SINGAPORE: Chicago soybean futures were largely unchanged on Thursday, with the market holding on to last three sessions of gains as dry weather in Argentina underpinned prices.
Wheat fell after closing around 1.5% higher on Wednesday on support from cold weather across North America which is threatening the winter crop.
“Argentina’s bottom line remains one of concern over poorly distributed rainfall,” said one agricultural analyst.
“The rain expected this weekend into Monday will be extremely important and producers may advance with planting to take advantage of the moisture boost, while noting the lateness of the planting season. Opportunities to plant crops will begin to run out in the middle part of January.”
The most-active soybean contract on the Chicago Board of Trade (CBOT) unmoved at $15.14-1/4 a bushel, as of 0331 GMT, wheat gave up 0.1% to $7.84-3/4 a bushel and corn fell 0.4% to $6.80 a bushel.

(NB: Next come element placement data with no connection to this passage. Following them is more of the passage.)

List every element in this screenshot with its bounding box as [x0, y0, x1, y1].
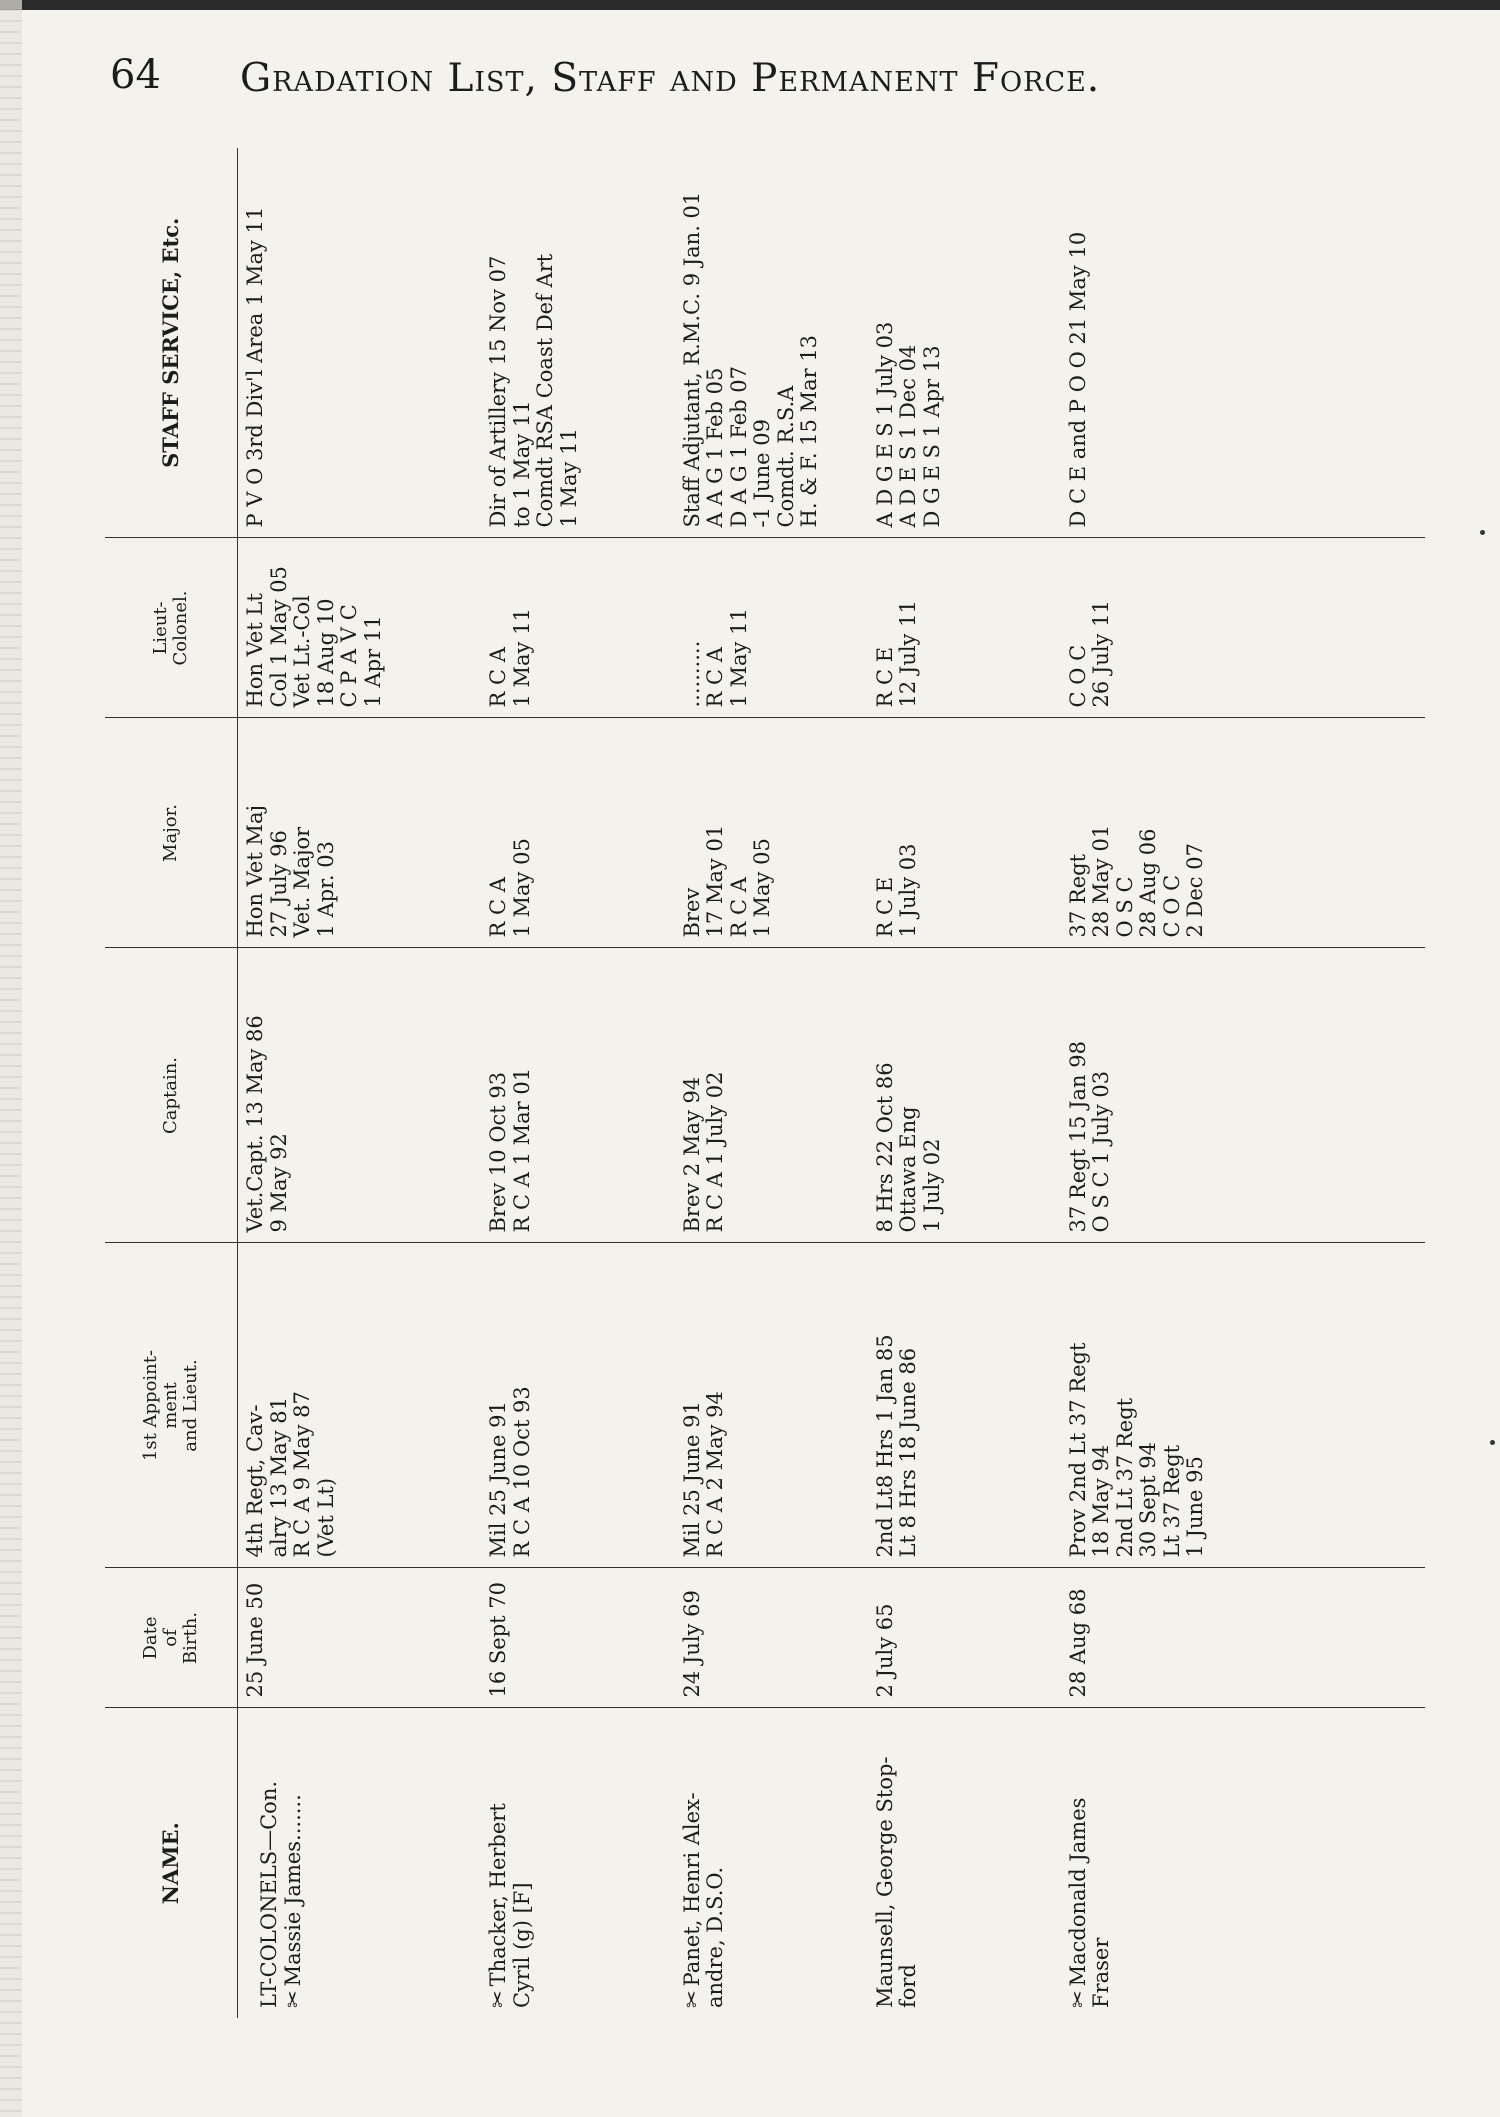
page-title: Gradation List, Staff and Permanent Force.: [240, 56, 1101, 101]
officer-name: Panet, Henri Alex- andre, D.S.O.: [679, 1792, 728, 2008]
ltcol-cell: C O C 26 July 11: [1061, 538, 1425, 718]
first-appointment-cell: Prov 2nd Lt 37 Regt 18 May 94 2nd Lt 37 Regt 30 Sept 94 Lt 37 Regt 1 June 95: [1061, 1243, 1425, 1568]
col-staff-header: STAFF SERVICE, Etc.: [105, 148, 238, 538]
ltcol-cell: R C A 1 May 11: [481, 538, 674, 718]
scissors-icon: ✂: [1065, 1990, 1090, 2008]
first-appointment-cell: Mil 25 June 91 R C A 2 May 94: [675, 1243, 868, 1568]
name-cell: [238, 1708, 482, 2018]
officer-name: Maunsell, George Stop- ford: [872, 1756, 921, 2008]
name-cell: [675, 1708, 868, 2018]
print-speck: [1490, 1440, 1495, 1445]
table-row: [1061, 148, 1425, 2018]
officer-name: Massie James.......: [280, 1794, 305, 1987]
captain-cell: Vet.Capt. 13 May 86 9 May 92: [238, 948, 482, 1243]
gradation-table: [105, 148, 1425, 2018]
table-row: [481, 148, 674, 2018]
major-cell: Brev 17 May 01 R C A 1 May 05: [675, 718, 868, 948]
captain-cell: 8 Hrs 22 Oct 86 Ottawa Eng 1 July 02: [868, 948, 1061, 1243]
table-row: [868, 148, 1061, 2018]
first-appointment-cell: Mil 25 June 91 R C A 10 Oct 93: [481, 1243, 674, 1568]
major-cell: Hon Vet Maj 27 July 96 Vet. Major 1 Apr. 03: [238, 718, 482, 948]
major-cell: 37 Regt 28 May 01 O S C 28 Aug 06 C O C 2 Dec 07: [1061, 718, 1425, 948]
table-row: [238, 148, 482, 2018]
scissors-icon: ✂: [486, 1990, 511, 2008]
col-birth-header: Date of Birth.: [105, 1568, 238, 1708]
major-cell: R C A 1 May 05: [481, 718, 674, 948]
col-major-header: Major.: [105, 718, 238, 948]
rotated-table-frame: [105, 148, 1425, 2018]
section-heading: LT-COLONELS—Con.: [257, 1780, 281, 2008]
staff-cell: P V O 3rd Div'l Area 1 May 11: [238, 148, 482, 538]
ltcol-cell: Hon Vet Lt Col 1 May 05 Vet Lt.-Col 18 Aug 10 C P A V C 1 Apr 11: [238, 538, 482, 718]
name-cell: [868, 1708, 1061, 2018]
col-captain-header: Captain.: [105, 948, 238, 1243]
captain-cell: Brev 10 Oct 93 R C A 1 Mar 01: [481, 948, 674, 1243]
page-top-edge: [0, 0, 1500, 10]
rotated-table-area: [105, 148, 1425, 2018]
ltcol-cell: .......... R C A 1 May 11: [675, 538, 868, 718]
birth-cell: 2 July 65: [868, 1568, 1061, 1708]
officer-name: Macdonald James Fraser: [1065, 1797, 1114, 2008]
captain-cell: Brev 2 May 94 R C A 1 July 02: [675, 948, 868, 1243]
print-speck: [1480, 530, 1485, 535]
col-first-appointment-header: 1st Appoint- ment and Lieut.: [105, 1243, 238, 1568]
staff-cell: D C E and P O O 21 May 10: [1061, 148, 1425, 538]
scissors-icon: ✂: [280, 1990, 305, 2008]
officer-name: Thacker, Herbert Cyril (g) [F]: [486, 1803, 534, 2008]
birth-cell: 16 Sept 70: [481, 1568, 674, 1708]
first-appointment-cell: 4th Regt, Cav- alry 13 May 81 R C A 9 May 87 (Vet Lt): [238, 1243, 482, 1568]
ltcol-cell: R C E 12 July 11: [868, 538, 1061, 718]
first-appointment-cell: 2nd Lt8 Hrs 1 Jan 85 Lt 8 Hrs 18 June 86: [868, 1243, 1061, 1568]
scissors-icon: ✂: [679, 1990, 704, 2008]
col-ltcol-header: Lieut- Colonel.: [105, 538, 238, 718]
page-number: 64: [110, 52, 161, 98]
birth-cell: 25 June 50: [238, 1568, 482, 1708]
page-binding-edge: [0, 0, 22, 2117]
name-cell: [1061, 1708, 1425, 2018]
table-row: [675, 148, 868, 2018]
staff-cell: Staff Adjutant, R.M.C. 9 Jan. 01 A A G 1 Feb 05 D A G 1 Feb 07 -1 June 09 Comdt. R.S.A H. & F. 15 Mar 13: [675, 148, 868, 538]
table-header-row: [105, 148, 238, 2018]
major-cell: R C E 1 July 03: [868, 718, 1061, 948]
birth-cell: 28 Aug 68: [1061, 1568, 1425, 1708]
captain-cell: 37 Regt 15 Jan 98 O S C 1 July 03: [1061, 948, 1425, 1243]
birth-cell: 24 July 69: [675, 1568, 868, 1708]
col-name-header: NAME.: [105, 1708, 238, 2018]
staff-cell: A D G E S 1 July 03 A D E S 1 Dec 04 D G E S 1 Apr 13: [868, 148, 1061, 538]
staff-cell: Dir of Artillery 15 Nov 07 to 1 May 11 Comdt RSA Coast Def Art 1 May 11: [481, 148, 674, 538]
name-cell: [481, 1708, 674, 2018]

Soybean futures continue to find support from South American weather with a lack of rainfall in key growing areas of Argentina threatening the crop.

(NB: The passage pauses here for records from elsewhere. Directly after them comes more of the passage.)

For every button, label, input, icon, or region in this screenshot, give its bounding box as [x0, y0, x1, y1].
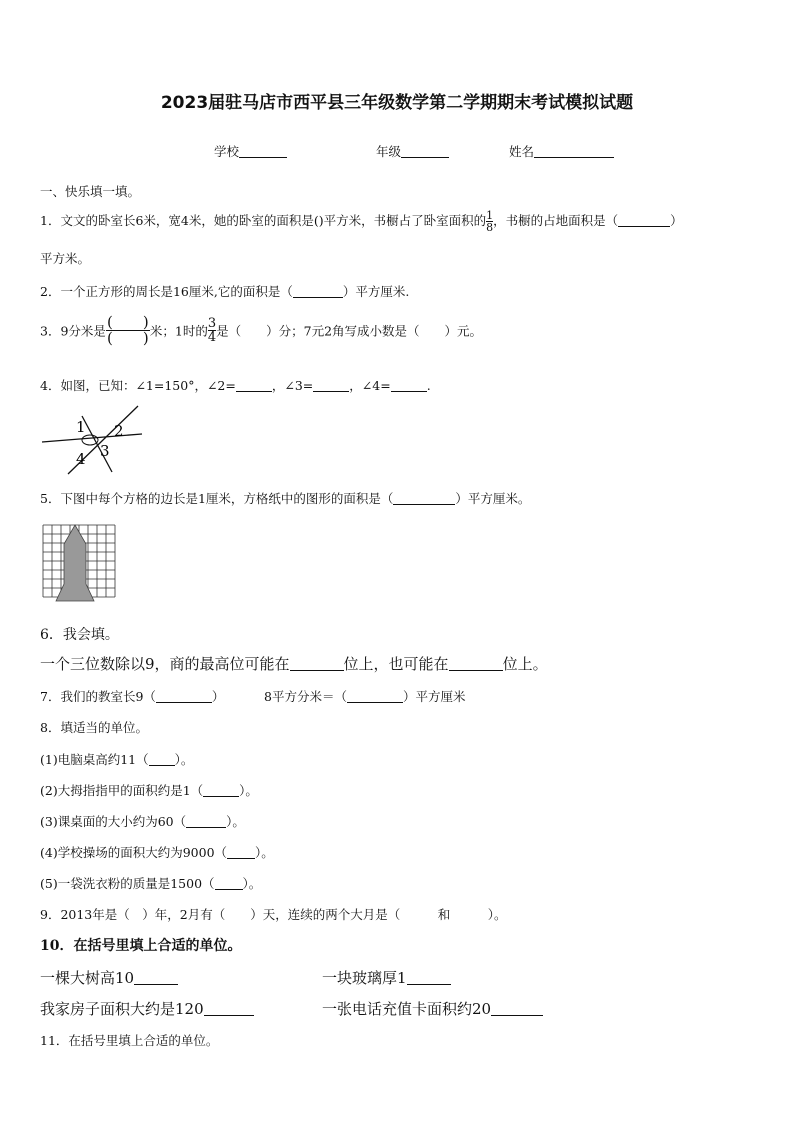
fraction-one-eighth: $\frac{1}{8}$	[486, 209, 494, 234]
q10-blank-2[interactable]	[407, 972, 451, 985]
school-label: 学校	[214, 144, 240, 159]
q8-item-3: (3)课桌面的大小约为60（ ）。	[40, 814, 245, 829]
q10-blank-4[interactable]	[491, 1003, 543, 1016]
q1-text-2: ，书橱的占地面积是（	[493, 213, 619, 228]
q10-blank-1[interactable]	[134, 972, 178, 985]
question-4: 4．如图，已知：∠1=150°，∠2= ，∠3= ，∠4= .	[40, 378, 431, 393]
question-11-title: 11．在括号里填上合适的单位。	[40, 1033, 219, 1048]
section-heading: 一、快乐填一填。	[40, 184, 141, 199]
q10-item-1: 一棵大树高10	[40, 967, 178, 988]
q8-item-1: (1)电脑桌高约11（ ）。	[40, 752, 194, 767]
q8-item-4: (4)学校操场的面积大约为9000（ ）。	[40, 845, 274, 860]
angle-label-4: 4	[76, 450, 86, 468]
question-2: 2．一个正方形的周长是16厘米,它的面积是（ ）平方厘米.	[40, 284, 410, 299]
grade-label: 年级	[376, 144, 402, 159]
fraction-three-quarters: $\frac{3}{4}$	[207, 316, 217, 345]
q8-blank-4[interactable]	[227, 846, 255, 859]
q7-blank-2[interactable]	[347, 690, 403, 703]
question-9: 9．2013年是（ ）年，2月有（ ）天，连续的两个大月是（ 和 ）。	[40, 907, 507, 922]
name-field	[509, 142, 614, 160]
angle-label-3: 3	[100, 442, 110, 460]
q7-blank-1[interactable]	[156, 690, 212, 703]
q10-item-2: 一块玻璃厚1	[322, 967, 451, 988]
name-blank[interactable]	[534, 145, 614, 158]
q1-continuation: 平方米。	[40, 251, 91, 266]
q1-blank[interactable]	[618, 214, 670, 227]
q5-blank[interactable]	[393, 492, 455, 505]
angle-diagram	[38, 400, 158, 476]
grid-figure	[42, 524, 116, 602]
question-7: 7．我们的教室长9（ ）	[40, 689, 225, 704]
grade-field	[376, 142, 449, 160]
q8-blank-5[interactable]	[215, 877, 243, 890]
q10-blank-3[interactable]	[204, 1003, 254, 1016]
q8-item-2: (2)大拇指指甲的面积约是1（ ）。	[40, 783, 258, 798]
q1-text: 1．文文的卧室长6米，宽4米，她的卧室的面积是()平方米，书橱占了卧室面积的	[40, 213, 487, 228]
angle3-blank[interactable]	[313, 379, 349, 392]
q2-blank[interactable]	[293, 285, 343, 298]
school-blank[interactable]	[239, 145, 287, 158]
q8-blank-1[interactable]	[149, 753, 175, 766]
question-6-title: 6．我会填。	[40, 627, 119, 643]
name-label: 姓名	[509, 144, 535, 159]
angle2-blank[interactable]	[236, 379, 272, 392]
question-3: 3．9分米是 $\frac{( )}{( )}$ 米；1时的 $\frac{3}{4}$ 是（ ）分；7元2角写成小数是（ ）元。	[40, 313, 483, 347]
question-5: 5．下图中每个方格的边长是1厘米，方格纸中的图形的面积是（ ）平方厘米。	[40, 491, 531, 506]
q8-item-5: (5)一袋洗衣粉的质量是1500（ ）。	[40, 876, 262, 891]
angle-arc	[82, 435, 98, 445]
grade-blank[interactable]	[401, 145, 449, 158]
angle4-blank[interactable]	[391, 379, 427, 392]
angle-label-2: 2	[114, 422, 124, 440]
q6-blank-2[interactable]	[449, 658, 503, 671]
q6-blank-1[interactable]	[290, 658, 344, 671]
question-6: 一个三位数除以9，商的最高位可能在 位上，也可能在 位上。	[40, 655, 548, 673]
q10-item-4: 一张电话充值卡面积约20	[322, 998, 543, 1019]
angle-label-1: 1	[76, 418, 86, 436]
question-10-title: 10．在括号里填上合适的单位。	[40, 938, 242, 954]
question-1: 1．文文的卧室长6米，宽4米，她的卧室的面积是()平方米，书橱占了卧室面积的 $\frac{1}{8}$ ，书橱的占地面积是（ ）	[40, 209, 683, 234]
question-8-title: 8．填适当的单位。	[40, 720, 148, 735]
q3-fraction-blank[interactable]: $\frac{( )}{( )}$	[107, 313, 149, 347]
school-field	[214, 142, 287, 160]
q8-blank-2[interactable]	[203, 784, 239, 797]
question-7-part-2: 8平方分米＝（ ）平方厘米	[264, 689, 466, 704]
q8-blank-3[interactable]	[186, 815, 226, 828]
page-title: 2023届驻马店市西平县三年级数学第二学期期末考试模拟试题	[160, 93, 634, 113]
q10-item-3: 我家房子面积大约是120	[40, 998, 254, 1019]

The dismantling of health restrictions in China has extended to food imports, as checks have been lifted on imported chilled and frozen foods, beginning Jan. 8.
Imported soybean: Federal govt approves release of 9 consignments
However, there is caution in global markets about the short-term impact of China’s COVID policy shift, with a surge in infections straining hospitals and prompting some countries to consider new rules for Chinese visitors.
Wheat has rallied in recent sessions as extreme cold weather gripped the United States, threatening to hurt winter wheat crops already weakened by drought.
Argentina’s farmers have sold 78.9% of the 2021/2022 soybean harvest so far, the agriculture ministry said on Wednesday, as producers continue to benefit from a preferential exchange rate aimed at attracting sorely needed US dollars.
Wheat prices faced pressure as Russia-focused agriculture consultancy Sovecon raised its forecast for Russia’s 2022/23 wheat crop estimate to 101.2 million tonnes, up from the previous estimate of 100.9 million tonnes.
Commodity funds were net buyers of CBOT soybean, soymeal, corn and wheat futures contracts on Wednesday and net sellers of CBOT soyoil contracts, traders said.